Why the Soda-tax should scare us all

New York Gov. Paterson's new solution to solving his state's budget problems should bother each and every one of us. It isn't necessarily that he is proposing raising taxes - after all that is the classic Democrat solution to all budget shortfalls - but the type of tax he is proposing. It's one thing to have an income tax, or a property tax or a general sales tax, but once governments begin to use our tax code to dictate certain behavior they have gone too far.

We already have so-called "sin taxes" on cigarettes and alcohol. Those are designed to curb the use of those products and penalize those who do use them. We have allowed them largely because we know that smoking and excessive drinking is bad for our health, but is it a good idea to allow government to do that? The answer is absolutely not.

Once we allowed government to impose its sin taxes on tobacco and alcohol, we gave our legislatures the power to tax and regulate anything that might be bad for us. Which is exactly how we got the proposed Soda tax - both in New York and right here in Wisconsin. That's right, last session, Rep. Chuck Benedict (D - Beloit) introduced a similar sales tax on the sale of soft drinks in Wisconsin. His reasoning was that too many kids drank soda and were having all sorts of negative health effects from tooth decay to diabetes. While we should all be concerned about our health and the health of our children, using tax policy to force one's own view of healthy living onto the entire population is wrong.
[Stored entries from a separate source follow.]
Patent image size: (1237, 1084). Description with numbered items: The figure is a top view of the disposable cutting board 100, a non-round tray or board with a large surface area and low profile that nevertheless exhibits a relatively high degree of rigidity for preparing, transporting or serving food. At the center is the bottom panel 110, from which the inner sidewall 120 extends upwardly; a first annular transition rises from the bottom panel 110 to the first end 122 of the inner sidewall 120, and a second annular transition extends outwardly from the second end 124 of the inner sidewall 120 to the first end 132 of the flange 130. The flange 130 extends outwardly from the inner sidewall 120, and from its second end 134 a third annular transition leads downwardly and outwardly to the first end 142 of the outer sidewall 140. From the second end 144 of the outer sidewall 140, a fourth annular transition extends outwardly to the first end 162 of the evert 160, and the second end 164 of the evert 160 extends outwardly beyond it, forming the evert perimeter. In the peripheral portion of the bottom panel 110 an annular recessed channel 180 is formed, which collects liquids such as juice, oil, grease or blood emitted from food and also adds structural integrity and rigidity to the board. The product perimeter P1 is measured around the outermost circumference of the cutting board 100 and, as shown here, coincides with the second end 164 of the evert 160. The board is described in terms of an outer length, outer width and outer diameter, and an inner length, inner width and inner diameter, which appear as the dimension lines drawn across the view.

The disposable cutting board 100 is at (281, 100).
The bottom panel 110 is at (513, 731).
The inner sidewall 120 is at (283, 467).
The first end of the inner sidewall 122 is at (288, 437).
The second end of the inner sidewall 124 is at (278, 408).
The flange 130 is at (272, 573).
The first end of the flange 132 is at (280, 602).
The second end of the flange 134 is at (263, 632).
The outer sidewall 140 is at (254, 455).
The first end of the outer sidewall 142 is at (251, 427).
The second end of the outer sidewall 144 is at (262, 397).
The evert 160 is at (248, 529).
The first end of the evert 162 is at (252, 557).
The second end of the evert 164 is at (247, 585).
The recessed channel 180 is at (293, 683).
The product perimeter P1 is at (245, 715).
Don't think that this is as far as liberals are wanting to go either. Just read Nicholas Kristof's column in Wednesday's NY Times. He is gleeful, absolutely ecstatic at the prospect of a soda tax and calls Gov. Paterson courageous for introducing such a tax. The goal isn't to raise money or improve public health, there is no public good at play. The goal is to run your lives because liberals like Paterson, Kristof and Benedict think they know how to run it better than you do. I know it sounds harsh, but that's the way I see it.

I realize it may seem as though I am making a big deal out of something seemingly so trivial, but seriously, where does it end? Go and read Kristof's column. Really look at the lengths to which he and other liberals are willing to go in dictating how you eat. What's next a tax on all milk that isn't non-fat? What about foods high in sodium, like bacon? When does it end?

It should bother everyone that those in government wish to tell us what to eat and drink. For crying out loud, Kristof thinks that the biggest advancement in health care in the last 40 years was the cigarette tax! And he's serious. This type of thinking must be stopped now, while we can still afford to eat and drink what we want.

One last thing, before anyone cries hypocrisy I don't care if it's Democrats or Republicans trying to tell us how to live our lives. I have the same criticisms for those weak Republicans who support smoking bans and sin taxes as I do for Democrats. This isn't necessarily a partisan problem, it's a government problem.